As for the interactive mode, it allows you to not only test test out the commands but get some summary of the data, such as listing the annotation qualifiers found in the GFF files, or extracting map names from a sequence file, etc.
The default shell prompt PS> indicates that you are in the interactive mode. To start PersephoneShell in the interactive mode, call the script psh without extra parameters.
ubuntu2@P5:~/bin/psh$ ./psh
PersephoneShell. Version Built on Apr 09, 2023 18:04
Copyright (C) 2014-2023 Persephone Software, LLC.
$DATA variable is set to '/home/ubuntu2/bin/psh/data/'
PS>
Tip
In the interactive mode, use the up and down arrows on your keyboard to scroll through your command history.
Running PersephoneShell on Mac OS and Linux Computers
You can run PersephoneShell on Linux or Mac OS X computers by installing the Mono framework (note, the Docker image has it preinstalled). Click the appropriate link below to learn more about the Mono framework and how to install it on your machine.
- Linux: http://www.mono-project.com/docs/about-mono/supported-platforms/linux/
- Mac OS X: http://www.mono-project.com/docs/about-mono/supported-platforms/osx/
Mono framework runs any executable file (*.exe) compiled in the .NET/Mono framework as shown below.
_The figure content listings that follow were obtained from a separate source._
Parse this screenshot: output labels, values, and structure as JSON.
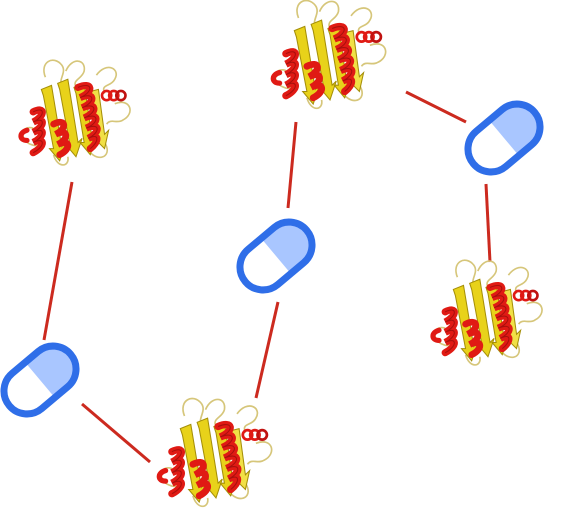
{
  "diagram": {
    "description_items": {
      "proteins": [
        "protein-1",
        "protein-2",
        "protein-3",
        "protein-4"
      ],
      "capsules": [
        "capsule-1",
        "capsule-2",
        "capsule-3"
      ]
    },
    "colors": {
      "background": "#ffffff",
      "link": "#cc2a1f",
      "capsule_outline": "#2f6ee8",
      "capsule_fill_light": "#a9c6ff",
      "capsule_fill_white": "#ffffff",
      "helix": "#e01a14",
      "helix_dark": "#8e0d0a",
      "strand": "#e8d21a",
      "strand_dark": "#a58f08",
      "coil": "#e7d88f",
      "coil_dark": "#b8a45a"
    },
    "icons": {
      "protein": "protein-structure-icon",
      "capsule": "capsule-icon"
    }
  }
}
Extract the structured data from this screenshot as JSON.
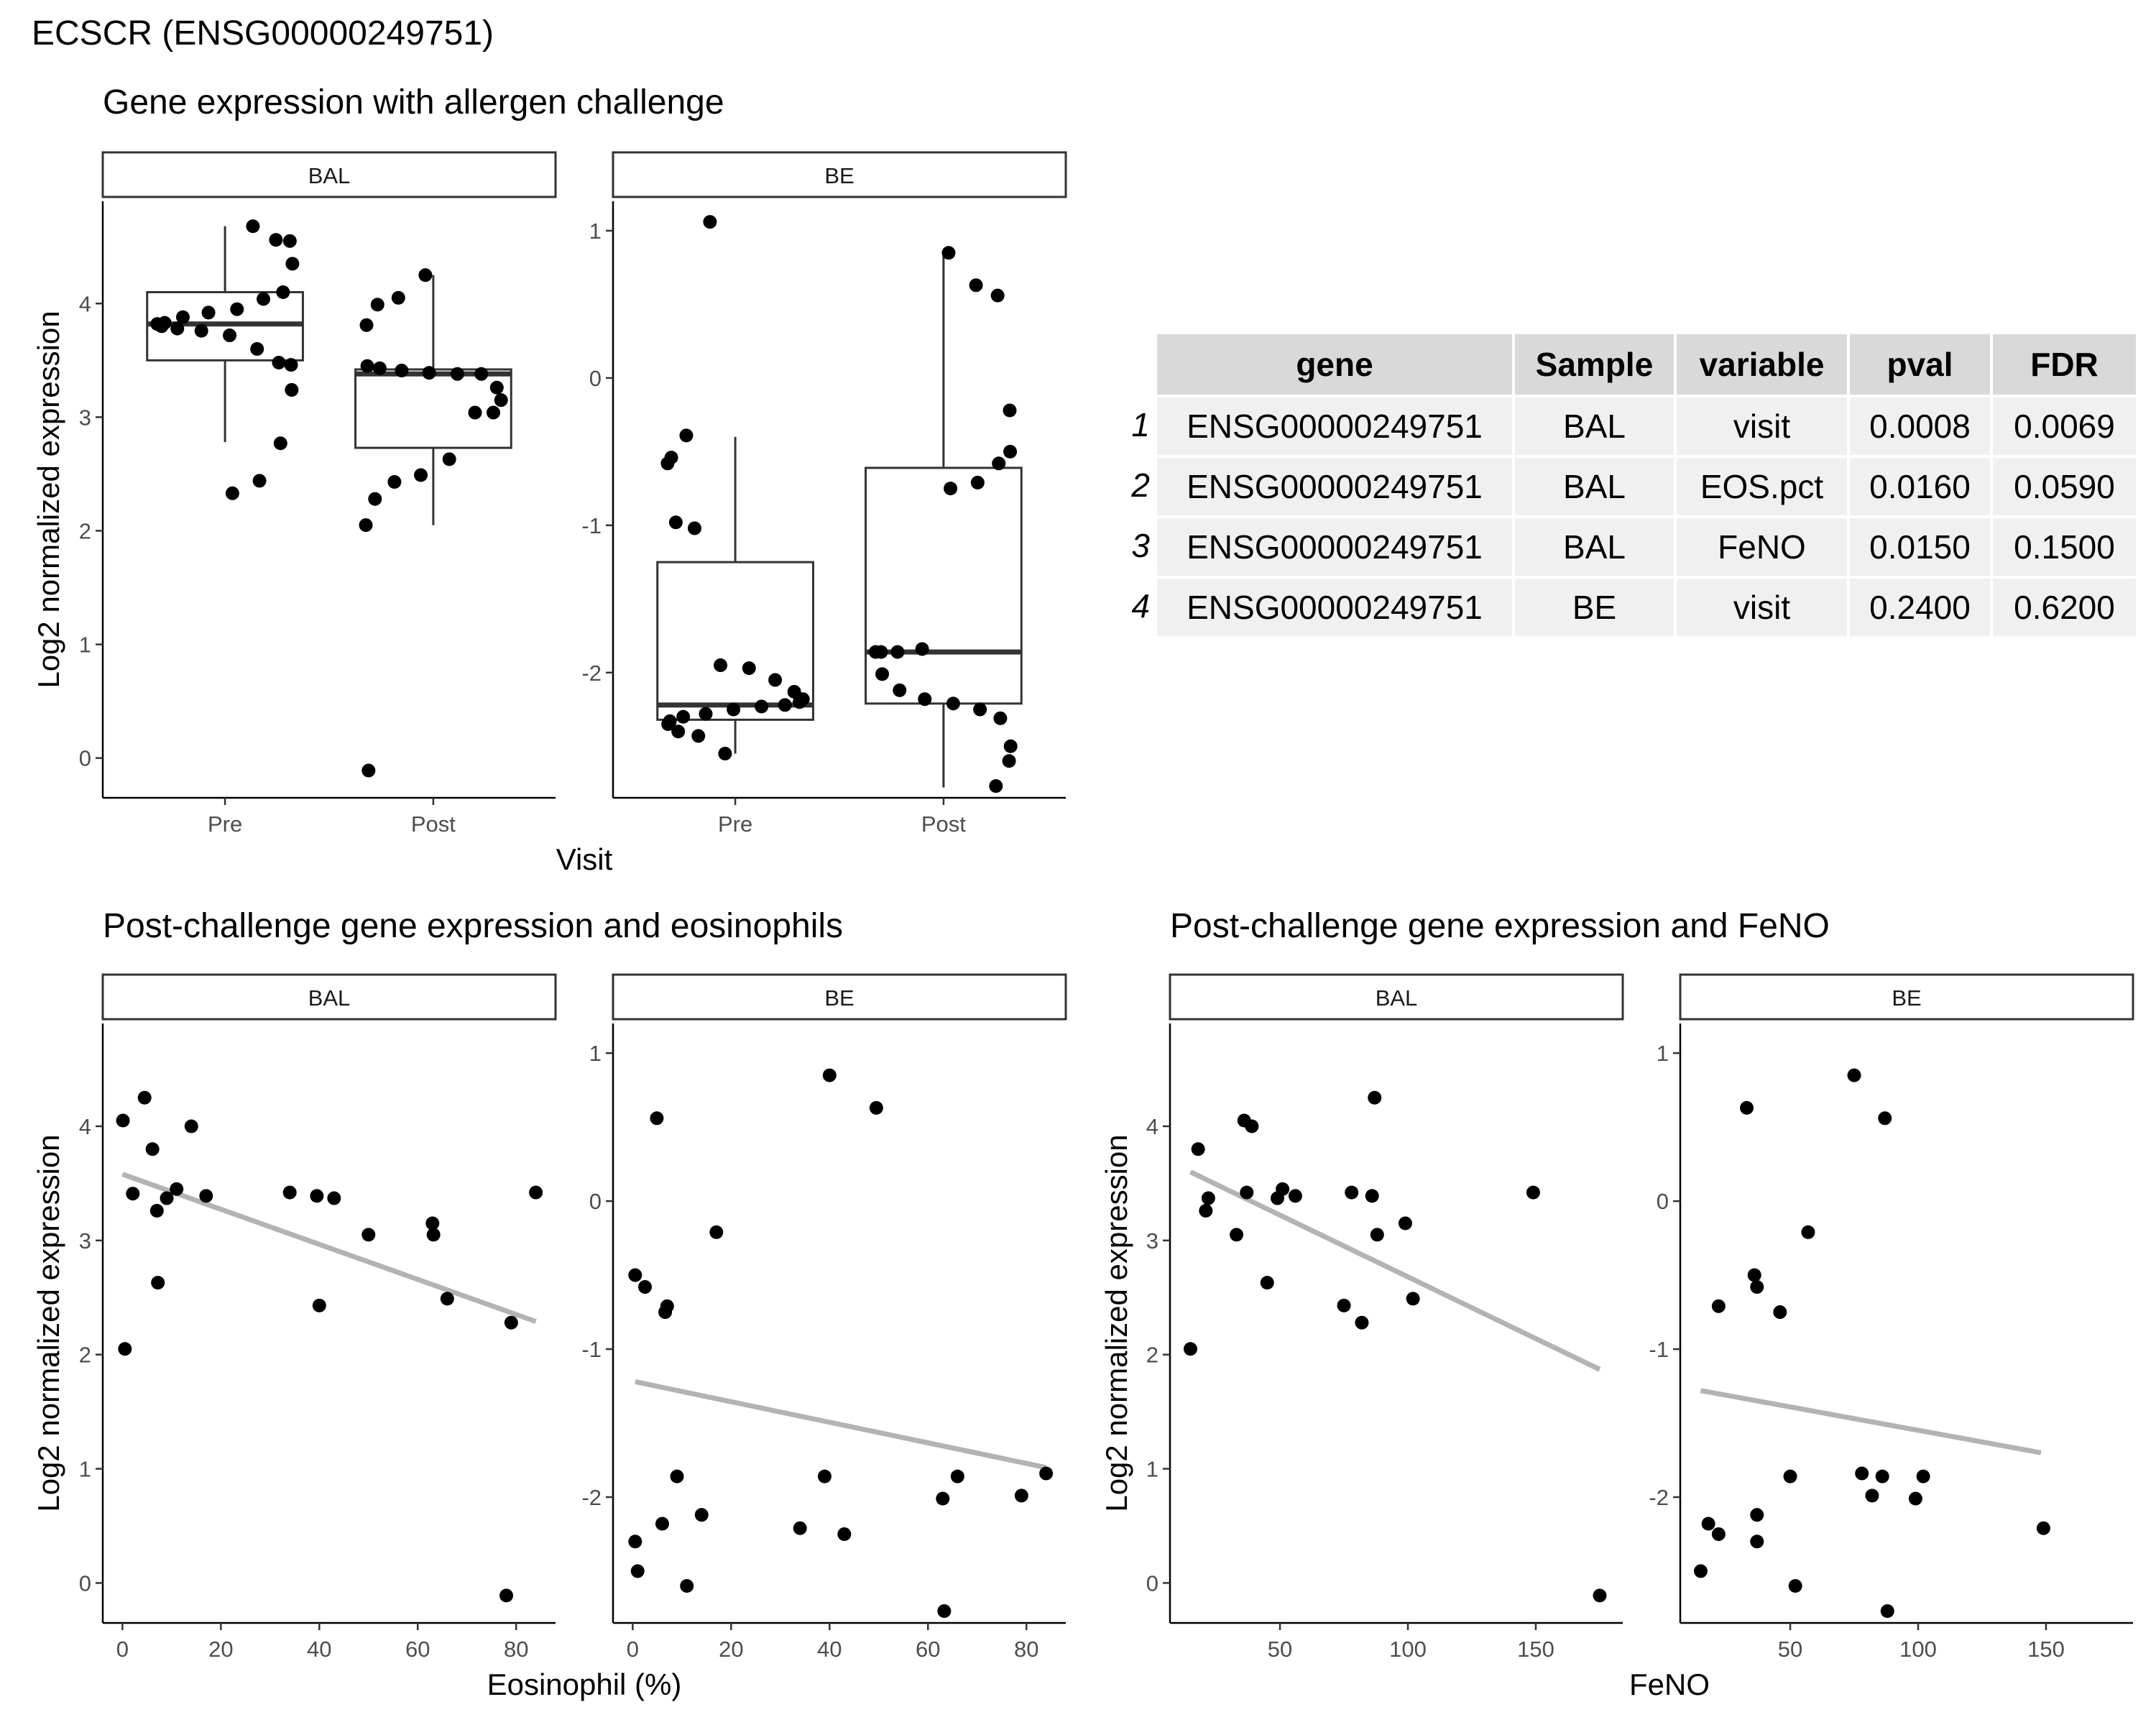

mono psh.exe -s <CONNECTION_STRING_NAME>
A sample script psh is included into the package. When using PersephoneShell on linux systems, the command 'mono psh.exe', needed to start the application, and the connection name can be placed into the script. In this case, we can use the same syntax when launching PersephoneShell under Windows or linux:
./psh
The script for starting PersephoneShell typically includes the connection name and has this form:
mono psh.exe -s prod "$@"
The pair of parameters '-s prod' specifies the connection name (prod) and the last parameter "$@" will pass all other arguments, such as commands for immediate execution, from the command line to the application.
Note
All the needed software packages are preinstalled in the Persephone Docker image. The shell script persephone.sh supplied with the Docker image will launch PersephoneShell as: ./persephone.sh psh. Note that the script uses bash command line interpreter. It should be installed on the host operating system. You can create a launching script psh that will look like this:
./persephone.sh psh "$@"
With this script, launching the application from outside Docker can be done with one word: psh. This will allow you to reuse the commands for running PersephoneShell examples from this documentation.